Category Archives: By Ingredient

Black Pepper Beef

Even after making the filet mignon the other night, we still had some beef tenderloin remaining. Annie cubed it up, marinated it with a packet of black pepper sauce, and stir-fried it with some mushrooms, bell peppers, onions, and green onions.

Talk about tasty! Annie skillfully fried the tenderloin so it didn’t toughen up. Restaurant quality, for home-cooked price!

Aloha, Nate

Filipino Pork Adobo Recipe

Filipino adobo is a dish commonly found in Hawaii. I like it because of the salty, vinegary flavors. Annie learned how to make it from a group of Filipino students living in her dorm at the University of Hawaii.

This dish consists of onions, garlic, pork riblets, potatoes, whole peppercorns, bay leaves, shoyu, cider vinegar and water. You cook it down until all the liquids are evaporated and all you have left is this delicious sauce coating the meat and potatoes. Serve it over heaps of rice. Real “stick-to-your ribs” cooking.

Aloha, Nate

Filet Mignon with Steamed Asparagus

We got our hands on a couple of beef tenderloins for a really good price. Even after making the Beef Tenderloin in Salt Crust, we still had some leftover loin. So Annie defrosted it, cut it up into steaks, and prepared them according to this recipe from Bruce Aidells.


We also steam-fried some asparagus.


Finished plate with roasted bell peppers and a baked organic russet potato.

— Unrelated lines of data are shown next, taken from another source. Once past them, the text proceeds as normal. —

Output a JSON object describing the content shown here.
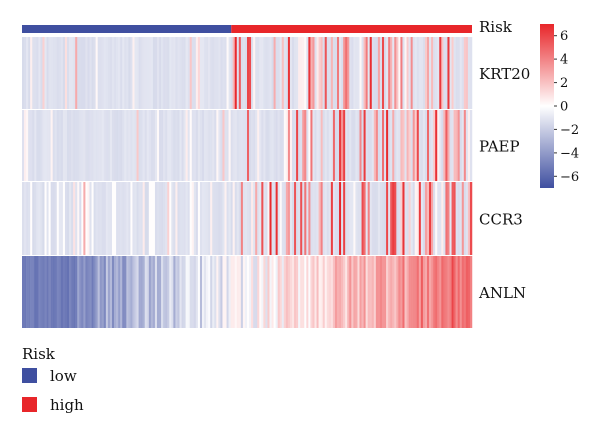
{
  "chart_data": {
    "type": "heatmap",
    "title": "",
    "annotation_track": {
      "label": "Risk",
      "groups": [
        {
          "name": "low",
          "color": "#3f4fa0",
          "fraction": 0.465
        },
        {
          "name": "high",
          "color": "#e8262a",
          "fraction": 0.535
        }
      ]
    },
    "rows": [
      "KRT20",
      "PAEP",
      "CCR3",
      "ANLN"
    ],
    "n_samples": 220,
    "color_scale": {
      "min": -7,
      "max": 7,
      "low_color": "#3f4fa0",
      "mid_color": "#ffffff",
      "high_color": "#e8262a",
      "ticks": [
        "6",
        "4",
        "2",
        "0",
        "−2",
        "−4",
        "−6"
      ],
      "tick_values": [
        6,
        4,
        2,
        0,
        -2,
        -4,
        -6
      ]
    },
    "legend": {
      "title": "Risk",
      "placement": "bottom-left",
      "items": [
        {
          "label": "low",
          "color": "#3f4fa0"
        },
        {
          "label": "high",
          "color": "#e8262a"
        }
      ]
    }
  }
}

This was so yummy. Bruce Aidells sure knows how to cook meat!

Aloha, Nate

Sweet Sour Tilapia Fillet

Every so often, frozen tilapia fillets will go on sale at Albertson’s so we pick up a whole bunch and keep ’em handy in the freezer for whenever the mood hits us. They’re thin and easy to cook- you don’t even need to defrost them first. Just season them with salt and pepper, dust them in cornstarch, and pan fry them until they flake.

In this application, Annie also made a sweet-sour sauce with onions and bell peppers, ketchup, soy sauce and water. Garnish with some chopped green onions, and you’re good to go!